Wyden has said that this should be the final time that the provisions are extended.  He, too, wants to reform the Federal tax code.

The Domestic Production Deduction is ongoing law for income from the States but has been temporary law for income from Puerto Rico because of the opposition of a “Commonwealth” party representative of the territory.  When the U.S. Senate Finance Committee originated the deduction and applied it to income from Puerto Rico in 2003, Resident Commissioner Anibal Acevedo Vila said that he did not want it to be applied. Income from Puerto Rico was excluded in the final legislation that became law.

Acevedo supported the effort of Governor Sila Calderon to instead have all income from the territory exempted from Federal taxation. Their total tax exemption effort was rejected by the Senate committee, the chairman of the House Ways and Means Committee, the Treasury Department, and the White House.

Acevedo’s successor, Luis Fortuno of the statehood party, succeeded in getting income from Puerto Rico qualified for the deduction but only on a temporary basis because the then chairman of the Ways and Means Committee also wanted to reform the Federal tax system and did not want to create new permanent provisions of tax law before a reform.

Camp has proposed a reform that would eliminate the deduction.

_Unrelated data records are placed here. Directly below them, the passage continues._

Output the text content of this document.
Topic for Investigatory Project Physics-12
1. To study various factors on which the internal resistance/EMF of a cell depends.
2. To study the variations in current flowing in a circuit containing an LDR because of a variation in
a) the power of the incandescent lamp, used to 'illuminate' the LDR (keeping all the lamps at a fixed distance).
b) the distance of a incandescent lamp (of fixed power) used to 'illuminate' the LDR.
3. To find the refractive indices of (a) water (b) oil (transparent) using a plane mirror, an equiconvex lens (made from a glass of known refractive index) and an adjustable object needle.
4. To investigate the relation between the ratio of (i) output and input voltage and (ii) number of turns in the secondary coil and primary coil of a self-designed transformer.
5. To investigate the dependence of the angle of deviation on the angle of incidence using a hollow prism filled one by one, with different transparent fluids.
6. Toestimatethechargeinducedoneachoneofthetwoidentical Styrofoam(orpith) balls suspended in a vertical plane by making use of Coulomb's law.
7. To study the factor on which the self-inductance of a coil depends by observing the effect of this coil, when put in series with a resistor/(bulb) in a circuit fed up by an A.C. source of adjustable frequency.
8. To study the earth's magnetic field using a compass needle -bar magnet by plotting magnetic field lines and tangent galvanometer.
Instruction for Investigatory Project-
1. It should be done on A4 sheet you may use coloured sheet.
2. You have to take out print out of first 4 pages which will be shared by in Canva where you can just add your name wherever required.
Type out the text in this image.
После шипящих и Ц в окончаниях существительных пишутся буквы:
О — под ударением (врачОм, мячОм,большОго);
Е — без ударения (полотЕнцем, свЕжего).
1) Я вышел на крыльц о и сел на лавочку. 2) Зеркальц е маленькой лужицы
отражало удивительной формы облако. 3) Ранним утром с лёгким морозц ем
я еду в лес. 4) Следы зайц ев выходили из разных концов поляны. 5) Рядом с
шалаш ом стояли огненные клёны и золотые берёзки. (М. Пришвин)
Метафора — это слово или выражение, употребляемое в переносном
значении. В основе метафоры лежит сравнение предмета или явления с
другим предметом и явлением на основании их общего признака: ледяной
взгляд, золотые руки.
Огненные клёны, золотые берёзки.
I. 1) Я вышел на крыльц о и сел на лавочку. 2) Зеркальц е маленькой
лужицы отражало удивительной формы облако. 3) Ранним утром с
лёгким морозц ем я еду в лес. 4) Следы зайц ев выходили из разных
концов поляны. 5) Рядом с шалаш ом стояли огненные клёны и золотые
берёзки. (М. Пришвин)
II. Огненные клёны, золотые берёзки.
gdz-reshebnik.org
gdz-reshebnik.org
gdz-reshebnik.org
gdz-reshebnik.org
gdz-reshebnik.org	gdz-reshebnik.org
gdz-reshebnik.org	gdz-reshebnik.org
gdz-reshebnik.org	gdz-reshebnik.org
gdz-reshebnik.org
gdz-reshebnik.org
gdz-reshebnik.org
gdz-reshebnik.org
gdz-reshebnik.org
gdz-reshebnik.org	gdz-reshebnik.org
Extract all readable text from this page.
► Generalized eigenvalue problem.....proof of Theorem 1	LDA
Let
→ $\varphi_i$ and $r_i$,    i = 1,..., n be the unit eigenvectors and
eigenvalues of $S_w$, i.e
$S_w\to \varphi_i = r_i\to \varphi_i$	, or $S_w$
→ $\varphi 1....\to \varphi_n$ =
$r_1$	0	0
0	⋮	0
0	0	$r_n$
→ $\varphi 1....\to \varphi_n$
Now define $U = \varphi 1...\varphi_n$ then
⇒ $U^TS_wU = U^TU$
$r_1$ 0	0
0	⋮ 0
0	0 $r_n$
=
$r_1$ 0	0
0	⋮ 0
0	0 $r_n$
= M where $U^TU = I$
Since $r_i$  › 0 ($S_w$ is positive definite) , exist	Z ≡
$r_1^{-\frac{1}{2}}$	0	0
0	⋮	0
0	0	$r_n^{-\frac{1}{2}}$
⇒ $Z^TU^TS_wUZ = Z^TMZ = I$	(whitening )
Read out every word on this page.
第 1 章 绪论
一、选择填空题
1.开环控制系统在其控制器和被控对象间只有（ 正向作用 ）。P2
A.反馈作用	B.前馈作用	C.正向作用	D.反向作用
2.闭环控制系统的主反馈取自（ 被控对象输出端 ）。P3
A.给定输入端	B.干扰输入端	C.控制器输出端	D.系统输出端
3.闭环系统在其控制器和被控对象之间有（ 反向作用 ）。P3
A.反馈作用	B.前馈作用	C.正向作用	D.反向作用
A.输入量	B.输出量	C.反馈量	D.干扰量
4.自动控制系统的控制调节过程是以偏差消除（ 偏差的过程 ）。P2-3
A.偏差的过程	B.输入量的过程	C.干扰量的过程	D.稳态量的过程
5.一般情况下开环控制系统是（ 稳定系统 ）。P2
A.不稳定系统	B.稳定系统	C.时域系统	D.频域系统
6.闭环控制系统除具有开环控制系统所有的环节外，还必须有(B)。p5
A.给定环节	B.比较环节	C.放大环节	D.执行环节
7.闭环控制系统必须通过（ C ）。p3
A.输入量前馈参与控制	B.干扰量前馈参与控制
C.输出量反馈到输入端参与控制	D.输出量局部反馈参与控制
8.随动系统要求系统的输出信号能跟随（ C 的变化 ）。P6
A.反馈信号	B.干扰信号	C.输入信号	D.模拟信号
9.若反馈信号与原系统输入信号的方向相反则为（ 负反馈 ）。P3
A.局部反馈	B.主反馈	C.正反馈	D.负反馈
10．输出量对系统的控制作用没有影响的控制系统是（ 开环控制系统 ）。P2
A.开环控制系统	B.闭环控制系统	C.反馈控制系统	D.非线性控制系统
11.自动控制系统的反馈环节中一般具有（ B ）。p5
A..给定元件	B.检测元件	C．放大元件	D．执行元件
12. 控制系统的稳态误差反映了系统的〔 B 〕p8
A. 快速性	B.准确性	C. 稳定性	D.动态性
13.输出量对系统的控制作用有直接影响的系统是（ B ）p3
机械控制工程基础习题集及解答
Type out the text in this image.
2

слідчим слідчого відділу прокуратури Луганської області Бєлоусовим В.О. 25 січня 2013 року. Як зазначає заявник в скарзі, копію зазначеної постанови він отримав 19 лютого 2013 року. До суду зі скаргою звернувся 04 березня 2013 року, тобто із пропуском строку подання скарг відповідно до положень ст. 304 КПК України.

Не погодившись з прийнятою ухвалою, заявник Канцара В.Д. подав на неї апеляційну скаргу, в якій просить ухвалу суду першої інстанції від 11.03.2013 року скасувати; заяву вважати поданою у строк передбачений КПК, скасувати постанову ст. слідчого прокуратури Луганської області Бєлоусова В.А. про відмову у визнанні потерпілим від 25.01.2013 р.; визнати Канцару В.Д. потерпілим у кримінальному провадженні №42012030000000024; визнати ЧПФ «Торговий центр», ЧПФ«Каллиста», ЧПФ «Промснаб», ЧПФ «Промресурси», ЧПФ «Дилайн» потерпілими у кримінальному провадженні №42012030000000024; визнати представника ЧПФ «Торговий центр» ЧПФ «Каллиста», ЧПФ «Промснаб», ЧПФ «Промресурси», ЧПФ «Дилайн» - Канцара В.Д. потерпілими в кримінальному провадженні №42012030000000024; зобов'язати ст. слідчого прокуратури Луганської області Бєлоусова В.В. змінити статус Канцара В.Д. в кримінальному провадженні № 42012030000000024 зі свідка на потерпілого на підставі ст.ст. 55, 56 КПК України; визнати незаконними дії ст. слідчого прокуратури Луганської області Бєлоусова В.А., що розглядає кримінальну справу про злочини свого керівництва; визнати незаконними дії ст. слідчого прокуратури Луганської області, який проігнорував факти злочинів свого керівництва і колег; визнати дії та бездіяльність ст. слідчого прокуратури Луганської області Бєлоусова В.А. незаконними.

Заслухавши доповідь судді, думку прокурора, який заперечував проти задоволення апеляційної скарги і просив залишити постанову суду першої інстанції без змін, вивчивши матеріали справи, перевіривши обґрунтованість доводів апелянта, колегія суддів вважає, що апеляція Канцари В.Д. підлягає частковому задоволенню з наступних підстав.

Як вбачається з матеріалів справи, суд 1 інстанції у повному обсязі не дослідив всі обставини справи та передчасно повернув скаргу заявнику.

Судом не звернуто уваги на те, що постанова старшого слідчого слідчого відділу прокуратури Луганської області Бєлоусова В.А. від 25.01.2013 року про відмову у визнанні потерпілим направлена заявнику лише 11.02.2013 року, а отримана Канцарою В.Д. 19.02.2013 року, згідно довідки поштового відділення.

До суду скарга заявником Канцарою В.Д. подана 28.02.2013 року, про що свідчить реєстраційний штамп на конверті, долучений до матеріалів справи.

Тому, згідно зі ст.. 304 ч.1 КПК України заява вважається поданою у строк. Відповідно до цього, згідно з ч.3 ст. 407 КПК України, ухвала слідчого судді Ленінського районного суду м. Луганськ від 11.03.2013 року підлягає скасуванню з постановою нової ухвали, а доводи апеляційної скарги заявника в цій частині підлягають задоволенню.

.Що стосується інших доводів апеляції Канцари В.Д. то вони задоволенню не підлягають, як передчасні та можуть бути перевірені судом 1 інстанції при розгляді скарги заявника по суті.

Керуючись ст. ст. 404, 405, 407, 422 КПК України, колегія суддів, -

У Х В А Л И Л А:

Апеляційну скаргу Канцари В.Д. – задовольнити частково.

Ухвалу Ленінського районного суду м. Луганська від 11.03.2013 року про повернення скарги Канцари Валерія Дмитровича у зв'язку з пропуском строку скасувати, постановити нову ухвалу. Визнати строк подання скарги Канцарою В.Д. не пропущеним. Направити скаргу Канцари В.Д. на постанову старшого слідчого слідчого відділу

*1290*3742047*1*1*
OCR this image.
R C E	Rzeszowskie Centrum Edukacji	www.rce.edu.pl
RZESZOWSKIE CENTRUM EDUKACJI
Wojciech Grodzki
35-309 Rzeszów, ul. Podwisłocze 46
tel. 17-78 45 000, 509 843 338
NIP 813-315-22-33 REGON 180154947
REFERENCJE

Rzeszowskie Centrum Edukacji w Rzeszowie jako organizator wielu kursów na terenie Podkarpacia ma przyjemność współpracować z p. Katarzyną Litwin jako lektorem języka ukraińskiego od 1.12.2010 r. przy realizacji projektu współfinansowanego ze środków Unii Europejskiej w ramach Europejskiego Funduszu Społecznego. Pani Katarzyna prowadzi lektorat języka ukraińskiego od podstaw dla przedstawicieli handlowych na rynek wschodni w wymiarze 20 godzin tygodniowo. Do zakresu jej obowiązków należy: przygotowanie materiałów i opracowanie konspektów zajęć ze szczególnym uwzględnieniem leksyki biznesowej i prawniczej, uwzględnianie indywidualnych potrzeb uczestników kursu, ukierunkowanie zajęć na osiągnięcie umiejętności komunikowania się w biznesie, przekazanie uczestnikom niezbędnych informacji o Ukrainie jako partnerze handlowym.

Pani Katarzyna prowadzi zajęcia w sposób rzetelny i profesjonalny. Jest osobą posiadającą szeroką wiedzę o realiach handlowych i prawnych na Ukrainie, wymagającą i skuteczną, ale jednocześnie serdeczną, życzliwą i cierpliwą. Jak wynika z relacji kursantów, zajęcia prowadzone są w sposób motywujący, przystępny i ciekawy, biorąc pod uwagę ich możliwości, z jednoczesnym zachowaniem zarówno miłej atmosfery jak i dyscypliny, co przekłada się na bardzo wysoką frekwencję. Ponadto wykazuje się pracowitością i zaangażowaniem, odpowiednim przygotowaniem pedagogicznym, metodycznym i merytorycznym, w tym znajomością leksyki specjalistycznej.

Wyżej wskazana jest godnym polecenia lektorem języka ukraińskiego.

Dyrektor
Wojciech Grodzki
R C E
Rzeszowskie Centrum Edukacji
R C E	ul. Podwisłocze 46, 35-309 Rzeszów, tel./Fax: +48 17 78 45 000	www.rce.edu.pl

But his reform would also lower the corporate income tax rate to 25%, about seven percent below the current rate with the deduction.

President Clinton initiated the temporary increase.When he did, the Federal government decided to keep 25 cents of the tax to underscore that the territories did not have a right to the revenue, as some ‘commonwealthers’ in Puerto Rico and others had claimed.

President Obama’s budgets for this fiscal year and next year have not suggested extending the two Puerto Rico-related provisions.